Одна беда — жил он на другом конце города, а общественного транспорта Юля (в отличие от отца) не переносила. Поэтому приходилось либо раскатывать на такси, либо идти около часа пешком, как сейчас. За время прогулки она предполагала написать сценарий театрализованного плача и ожидаемого в связи с этим отклика публики в единственном экземпляре. Плакать хотелось уже сейчас.

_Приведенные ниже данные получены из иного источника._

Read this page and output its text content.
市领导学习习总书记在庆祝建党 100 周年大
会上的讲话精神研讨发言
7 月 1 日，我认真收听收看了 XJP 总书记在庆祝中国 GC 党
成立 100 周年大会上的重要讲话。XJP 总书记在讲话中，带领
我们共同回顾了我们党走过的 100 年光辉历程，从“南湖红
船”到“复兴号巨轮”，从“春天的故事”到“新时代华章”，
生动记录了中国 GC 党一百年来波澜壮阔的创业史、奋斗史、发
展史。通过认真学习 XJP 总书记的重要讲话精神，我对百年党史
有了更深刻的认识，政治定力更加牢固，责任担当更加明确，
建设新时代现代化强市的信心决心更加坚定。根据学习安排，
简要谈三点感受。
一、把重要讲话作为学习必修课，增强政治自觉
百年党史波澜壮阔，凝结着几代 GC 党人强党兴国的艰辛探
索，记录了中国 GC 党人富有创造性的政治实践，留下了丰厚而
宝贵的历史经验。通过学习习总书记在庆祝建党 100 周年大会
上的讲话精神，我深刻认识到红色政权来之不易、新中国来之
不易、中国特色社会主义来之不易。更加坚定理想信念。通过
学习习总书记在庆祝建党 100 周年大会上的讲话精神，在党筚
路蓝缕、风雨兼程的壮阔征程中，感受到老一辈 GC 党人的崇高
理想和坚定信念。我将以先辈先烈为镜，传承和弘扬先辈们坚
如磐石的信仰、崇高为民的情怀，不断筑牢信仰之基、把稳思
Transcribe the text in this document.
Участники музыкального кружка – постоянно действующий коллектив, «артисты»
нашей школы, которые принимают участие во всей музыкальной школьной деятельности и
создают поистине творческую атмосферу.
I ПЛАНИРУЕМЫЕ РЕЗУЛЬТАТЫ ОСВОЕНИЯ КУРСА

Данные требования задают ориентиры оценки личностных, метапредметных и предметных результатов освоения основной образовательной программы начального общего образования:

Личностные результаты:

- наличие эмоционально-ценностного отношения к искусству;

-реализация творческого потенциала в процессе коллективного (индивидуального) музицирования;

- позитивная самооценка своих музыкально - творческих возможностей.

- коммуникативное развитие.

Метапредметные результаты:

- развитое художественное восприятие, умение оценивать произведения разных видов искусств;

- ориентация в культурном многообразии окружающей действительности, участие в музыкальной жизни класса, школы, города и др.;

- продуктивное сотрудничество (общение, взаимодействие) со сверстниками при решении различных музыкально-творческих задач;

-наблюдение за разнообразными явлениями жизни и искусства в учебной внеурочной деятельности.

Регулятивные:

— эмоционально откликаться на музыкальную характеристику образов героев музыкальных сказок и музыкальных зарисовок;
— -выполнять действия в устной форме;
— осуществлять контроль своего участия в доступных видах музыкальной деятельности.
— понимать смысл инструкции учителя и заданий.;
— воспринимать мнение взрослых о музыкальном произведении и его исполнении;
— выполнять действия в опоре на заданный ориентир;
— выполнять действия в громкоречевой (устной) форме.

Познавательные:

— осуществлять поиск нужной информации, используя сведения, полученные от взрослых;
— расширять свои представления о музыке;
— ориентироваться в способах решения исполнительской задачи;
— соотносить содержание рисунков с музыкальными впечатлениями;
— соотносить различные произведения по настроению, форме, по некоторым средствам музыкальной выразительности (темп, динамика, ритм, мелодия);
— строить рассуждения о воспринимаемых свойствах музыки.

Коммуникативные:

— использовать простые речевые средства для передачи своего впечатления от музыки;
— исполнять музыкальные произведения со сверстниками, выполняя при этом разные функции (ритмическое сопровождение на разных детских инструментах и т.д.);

Какое-то время она не реагировала на окружающий мир, который обтекал ее то говорливой толпой, то унылой обшарпанностью производственных зданий, то даже подталкивал задумчивую неосторожным мужским плечом, то чуть не наехал на зазевавшуюся, шагнувшую на запрещающий глаз светофора. Последнее все же заставило Юлию внимательнее следить за автотранспортом. В том числе за тем, что ютился на стоянках или был припаркован к офисам и магазинам. Вдруг поедет! А красная «лада»-восьмерка вообще стала для нее своеобразным маяком. Машина стояла у кафе «Тещины блины», за которым находился невзрачный пятиэтажный дом ее друга. Рядом с машиной нервно расхаживал такой же, как она, отсутствующий в этом мире человек. По мере приближения он превращался в средних лет мужчину восточного типа. И Юля готова была дать на отсечение накладные ногти, дабы доказать любому, что от него за версту несет смертью. Что-что — а запах и вкус смерти она теперь освоила, как спаниель — дичь. Жаль, что она не научилась читать по запаху имена, а заодно и досье. Но и данного в данный момент было достаточно, чтобы, с одной стороны, постараться обойти смертоносного человека по огибающей траектории, а с другой — не спускать с него прищуренных глаз. Мало ли что?